Heterogeneity is one of the key features of genomic data. Specifically, there is evidence of the heterogeneity of DMG effects on the survival of CRC patients in the literature and in our dataset. The finite mixture of the AFT regression model is a plausible method to uncover such intangible heterogeneity. Our analysis suggested a mixture of two-component mixture of the AFT regression model in which patients were separated into two subgroups based on their vital status. In this model, almost all of the deceased patients were classified into the most aggressive form of the disease (Component 1). In Component 1, 83 DMGs including NMNAT2, ZFP42, NPAS2, MYLK3, NUDT13, KIRREL3, and FKBP6 had an effect on the survival time of the patients. The relation between some of these DMGs and survival time has been previously reported100. On the other hand, there are a few discoveries regarding other genes. For instance, significantly higher expression of NMNAT2 in CRC tissues compared to normal ones have been found, yet this gene was not a prognostic factor for overall survival101. Note that, while the hub genes SOST, NFATC1, and TLE4 were associated with survival in the univariate Cox model, they were only associated with survival time in the most aggressive form of the disease in our study.

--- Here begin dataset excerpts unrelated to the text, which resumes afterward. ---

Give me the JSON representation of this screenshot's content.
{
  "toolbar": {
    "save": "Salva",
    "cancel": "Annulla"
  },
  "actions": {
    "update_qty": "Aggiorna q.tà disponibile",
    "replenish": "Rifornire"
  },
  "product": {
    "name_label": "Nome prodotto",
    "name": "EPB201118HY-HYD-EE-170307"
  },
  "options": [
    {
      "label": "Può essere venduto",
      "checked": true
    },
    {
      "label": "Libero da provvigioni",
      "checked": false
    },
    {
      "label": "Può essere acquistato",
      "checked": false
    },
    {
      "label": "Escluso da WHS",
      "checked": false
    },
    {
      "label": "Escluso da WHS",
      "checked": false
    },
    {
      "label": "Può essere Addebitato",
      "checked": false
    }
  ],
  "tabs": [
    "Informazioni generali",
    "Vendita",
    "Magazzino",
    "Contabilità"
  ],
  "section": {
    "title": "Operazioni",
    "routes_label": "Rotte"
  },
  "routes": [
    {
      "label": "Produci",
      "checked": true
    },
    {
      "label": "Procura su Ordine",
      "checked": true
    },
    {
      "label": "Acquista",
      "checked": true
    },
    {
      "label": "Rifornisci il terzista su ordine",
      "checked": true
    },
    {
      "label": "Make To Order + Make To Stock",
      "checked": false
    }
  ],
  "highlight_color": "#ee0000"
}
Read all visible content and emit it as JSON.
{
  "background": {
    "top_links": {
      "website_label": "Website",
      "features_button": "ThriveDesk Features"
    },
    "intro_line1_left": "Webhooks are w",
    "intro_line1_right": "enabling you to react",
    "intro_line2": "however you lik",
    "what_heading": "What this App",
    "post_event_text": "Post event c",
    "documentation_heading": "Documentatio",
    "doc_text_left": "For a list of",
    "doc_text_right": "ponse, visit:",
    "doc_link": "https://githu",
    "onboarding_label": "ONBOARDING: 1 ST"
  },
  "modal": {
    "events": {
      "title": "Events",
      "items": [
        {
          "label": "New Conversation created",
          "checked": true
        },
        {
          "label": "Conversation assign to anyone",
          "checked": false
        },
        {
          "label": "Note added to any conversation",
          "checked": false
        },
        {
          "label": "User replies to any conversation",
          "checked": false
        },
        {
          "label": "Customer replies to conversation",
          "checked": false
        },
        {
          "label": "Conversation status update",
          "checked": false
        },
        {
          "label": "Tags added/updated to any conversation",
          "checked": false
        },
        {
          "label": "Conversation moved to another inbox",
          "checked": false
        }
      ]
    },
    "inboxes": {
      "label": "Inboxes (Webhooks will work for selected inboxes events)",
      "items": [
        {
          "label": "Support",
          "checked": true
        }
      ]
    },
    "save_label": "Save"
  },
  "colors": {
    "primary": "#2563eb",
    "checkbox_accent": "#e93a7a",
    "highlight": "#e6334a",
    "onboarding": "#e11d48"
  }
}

Our study does not exclusively depend on bioinformatics analysis, as we have employed several statistical and machine learning analyses. These include modeling methylation profiles, identifying DMCs via DMCHMM, conducting statistical tests, performing multiple validation analyses, and applying statistical learning algorithms to survival times via fmrs. One of the advantages of the DMCHMM method is that it does not require a large number of samples or matched samples, as it is highly flexible and can accommodate various experimental designs. It demonstrates significant power, particularly when dealing with moderate to low sample sizes.